There’s no way to recount everything we eat. Suffice to say it is an array of the freshest food available; Northern California in all it’s delicious glory. Hannah had worked the farmer’s market stand in San Francisco in the morning and brought a case of fresh vegetables. She makes wonderful salsa with tomatoes, peppers, carrots, and cilantro, which was even better the next morning with breakfast.
I will lay out some more highlights:
- Tom’s combination of radishes, sea salt, and butter (new to me but apparently a common favorite)
- An excellent salad with purple carrots and delicious lettuce from Marin Roots Farm
- An incredible pluot galette made by Nick as well as his heavenly Angel Peach Pie (click here for the recipe) with perfect peaches, almond meringue crust, and homemade whipped cream
- An egg scramble in the morning with squash, tomatoes, onions, and peppers alongside rosemary and thyme roasted farm-grown potatoes
California wine, Belgian beer. Immobilizing Manhattans.
At night we grow rosy-cheeked from the cold (or was it the wine?) and stand out on the porch smoking and staring out into so much darkness. It’s not an overly eventful evening, just full of laughter and the most profound sense of contentment. Just before midnight we take a tipsy hike to the top of the hill, looking for the stars that are unfortunately masked in fog. It is so quiet, the moon the only being besides our group. Back at the bottom of the hill I sink into a bed on hay that perfumes our tent with sweetness.
In the morning after an extended breakfast (see above) and several cups of coffee we take one more walk up the hill to look around in the daylight. It’s weird hiking up the same trail when I can see around me. It’s less imposing and adventurous and mysterious in the sun. The hills seem parched by the summer and so many months devoid of rain. The farms and cattle make the landscape look less post-apocalyptic, but I still feel as though I’m in a world entirely distinct from my normal consciousness.
Right before we go a group arrives to tour the farm. The large house lingers in the midst of the compound, windows empty and new. The farm remains unfinished, but it will soon house the owner’s family from San Francisco on the weekend and holidays.
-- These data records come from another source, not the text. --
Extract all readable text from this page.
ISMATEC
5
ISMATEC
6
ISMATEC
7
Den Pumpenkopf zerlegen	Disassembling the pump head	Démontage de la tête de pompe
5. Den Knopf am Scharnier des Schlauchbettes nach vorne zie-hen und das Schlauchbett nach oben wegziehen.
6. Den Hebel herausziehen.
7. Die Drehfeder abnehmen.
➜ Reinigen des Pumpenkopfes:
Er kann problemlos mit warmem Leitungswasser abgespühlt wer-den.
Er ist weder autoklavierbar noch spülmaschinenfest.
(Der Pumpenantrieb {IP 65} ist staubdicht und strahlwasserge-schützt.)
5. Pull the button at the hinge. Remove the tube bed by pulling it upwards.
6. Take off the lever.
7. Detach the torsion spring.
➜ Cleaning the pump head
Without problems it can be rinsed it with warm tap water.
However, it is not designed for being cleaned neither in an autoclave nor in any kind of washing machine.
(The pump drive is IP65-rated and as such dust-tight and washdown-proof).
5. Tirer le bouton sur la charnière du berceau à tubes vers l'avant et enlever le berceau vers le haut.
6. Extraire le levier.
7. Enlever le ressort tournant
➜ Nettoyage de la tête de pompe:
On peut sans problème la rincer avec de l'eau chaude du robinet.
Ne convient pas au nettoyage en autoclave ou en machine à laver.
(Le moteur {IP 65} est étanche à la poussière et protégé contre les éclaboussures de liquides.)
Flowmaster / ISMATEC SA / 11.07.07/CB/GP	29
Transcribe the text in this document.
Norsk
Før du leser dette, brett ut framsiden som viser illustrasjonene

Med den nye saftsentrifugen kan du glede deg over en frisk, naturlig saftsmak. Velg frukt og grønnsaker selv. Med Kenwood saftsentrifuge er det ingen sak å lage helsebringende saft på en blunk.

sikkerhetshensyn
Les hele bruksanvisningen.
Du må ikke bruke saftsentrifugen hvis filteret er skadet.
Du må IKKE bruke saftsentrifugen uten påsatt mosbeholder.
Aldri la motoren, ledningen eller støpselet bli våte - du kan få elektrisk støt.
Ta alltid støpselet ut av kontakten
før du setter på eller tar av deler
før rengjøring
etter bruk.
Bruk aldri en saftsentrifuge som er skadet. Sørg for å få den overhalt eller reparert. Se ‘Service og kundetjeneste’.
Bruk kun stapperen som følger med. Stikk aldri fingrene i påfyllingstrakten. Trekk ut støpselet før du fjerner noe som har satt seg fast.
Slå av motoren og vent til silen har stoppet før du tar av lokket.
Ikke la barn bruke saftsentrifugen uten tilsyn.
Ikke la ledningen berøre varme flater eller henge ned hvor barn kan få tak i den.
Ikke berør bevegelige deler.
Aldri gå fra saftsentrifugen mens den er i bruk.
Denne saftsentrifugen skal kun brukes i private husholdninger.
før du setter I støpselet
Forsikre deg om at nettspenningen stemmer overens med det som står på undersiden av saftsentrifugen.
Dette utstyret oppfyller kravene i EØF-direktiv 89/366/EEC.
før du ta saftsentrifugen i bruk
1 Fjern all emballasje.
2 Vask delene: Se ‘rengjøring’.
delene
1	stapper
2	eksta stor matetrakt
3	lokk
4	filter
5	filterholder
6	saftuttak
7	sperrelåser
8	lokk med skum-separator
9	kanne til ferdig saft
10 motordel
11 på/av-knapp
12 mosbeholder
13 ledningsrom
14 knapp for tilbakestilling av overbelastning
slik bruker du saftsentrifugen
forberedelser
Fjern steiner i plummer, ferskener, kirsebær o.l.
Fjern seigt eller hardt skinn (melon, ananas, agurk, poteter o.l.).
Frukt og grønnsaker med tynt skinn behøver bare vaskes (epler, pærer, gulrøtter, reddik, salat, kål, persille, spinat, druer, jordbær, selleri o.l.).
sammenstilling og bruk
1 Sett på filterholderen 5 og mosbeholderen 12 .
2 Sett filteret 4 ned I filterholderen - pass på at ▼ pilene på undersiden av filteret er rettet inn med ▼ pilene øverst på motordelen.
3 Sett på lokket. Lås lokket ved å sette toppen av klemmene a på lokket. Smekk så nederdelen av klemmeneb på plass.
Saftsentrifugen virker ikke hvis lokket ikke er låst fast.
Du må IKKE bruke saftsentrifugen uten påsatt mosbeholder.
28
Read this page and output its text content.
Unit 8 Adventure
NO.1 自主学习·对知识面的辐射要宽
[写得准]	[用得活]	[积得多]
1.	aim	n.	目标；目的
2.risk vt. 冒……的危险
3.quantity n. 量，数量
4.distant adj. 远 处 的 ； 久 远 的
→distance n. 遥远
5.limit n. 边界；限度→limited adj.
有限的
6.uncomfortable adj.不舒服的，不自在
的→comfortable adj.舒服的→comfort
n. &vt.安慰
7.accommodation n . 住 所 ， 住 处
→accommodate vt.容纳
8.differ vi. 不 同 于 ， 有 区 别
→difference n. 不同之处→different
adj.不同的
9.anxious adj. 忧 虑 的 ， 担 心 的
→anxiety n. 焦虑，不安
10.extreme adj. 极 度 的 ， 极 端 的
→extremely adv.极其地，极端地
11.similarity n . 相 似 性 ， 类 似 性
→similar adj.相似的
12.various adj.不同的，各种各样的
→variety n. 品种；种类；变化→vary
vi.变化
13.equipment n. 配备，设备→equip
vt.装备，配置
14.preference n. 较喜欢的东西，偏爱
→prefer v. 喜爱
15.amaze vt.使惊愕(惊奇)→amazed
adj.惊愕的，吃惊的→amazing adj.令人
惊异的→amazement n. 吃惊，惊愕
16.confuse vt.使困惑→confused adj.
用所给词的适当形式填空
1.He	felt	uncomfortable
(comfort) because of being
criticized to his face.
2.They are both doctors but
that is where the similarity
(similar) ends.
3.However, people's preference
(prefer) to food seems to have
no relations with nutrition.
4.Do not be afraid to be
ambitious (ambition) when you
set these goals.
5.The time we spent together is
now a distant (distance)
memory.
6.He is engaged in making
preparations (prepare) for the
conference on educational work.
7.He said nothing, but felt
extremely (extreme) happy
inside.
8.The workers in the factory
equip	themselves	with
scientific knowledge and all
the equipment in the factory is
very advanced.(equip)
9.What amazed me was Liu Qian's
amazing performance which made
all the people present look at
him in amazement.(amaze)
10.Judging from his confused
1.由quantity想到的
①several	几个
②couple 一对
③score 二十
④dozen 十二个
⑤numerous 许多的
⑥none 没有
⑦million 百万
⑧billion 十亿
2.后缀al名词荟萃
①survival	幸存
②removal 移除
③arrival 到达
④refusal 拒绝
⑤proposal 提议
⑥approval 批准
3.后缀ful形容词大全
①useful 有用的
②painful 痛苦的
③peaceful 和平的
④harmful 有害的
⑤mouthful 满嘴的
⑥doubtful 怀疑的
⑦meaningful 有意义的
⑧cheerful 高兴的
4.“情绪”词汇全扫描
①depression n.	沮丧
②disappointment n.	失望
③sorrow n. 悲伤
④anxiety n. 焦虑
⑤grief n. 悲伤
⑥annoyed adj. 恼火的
Both doctors, the owners bought the land mainly to preserve it and carry on with its traditional small-scale agricultural production. Hannah, who helps manage the herd, is starting a line of goat-cheese bearing the farm’s name. Each jar comes with a hand-drawn picture of a goat and she hopes to start selling them at the farmer’s markets in San Francisco and Marin.
We pull out of the farm on our way to the promise of sun at Dillon Beach. There’s a cool breeze and we sail past the blackberry bushes, still laden with their tart souvenirs. There’s coastline to explore, Hog Island Oysters to seek out, windy roads to trace, a city to return to. Part of me wants to stay longer and wake to milk goats.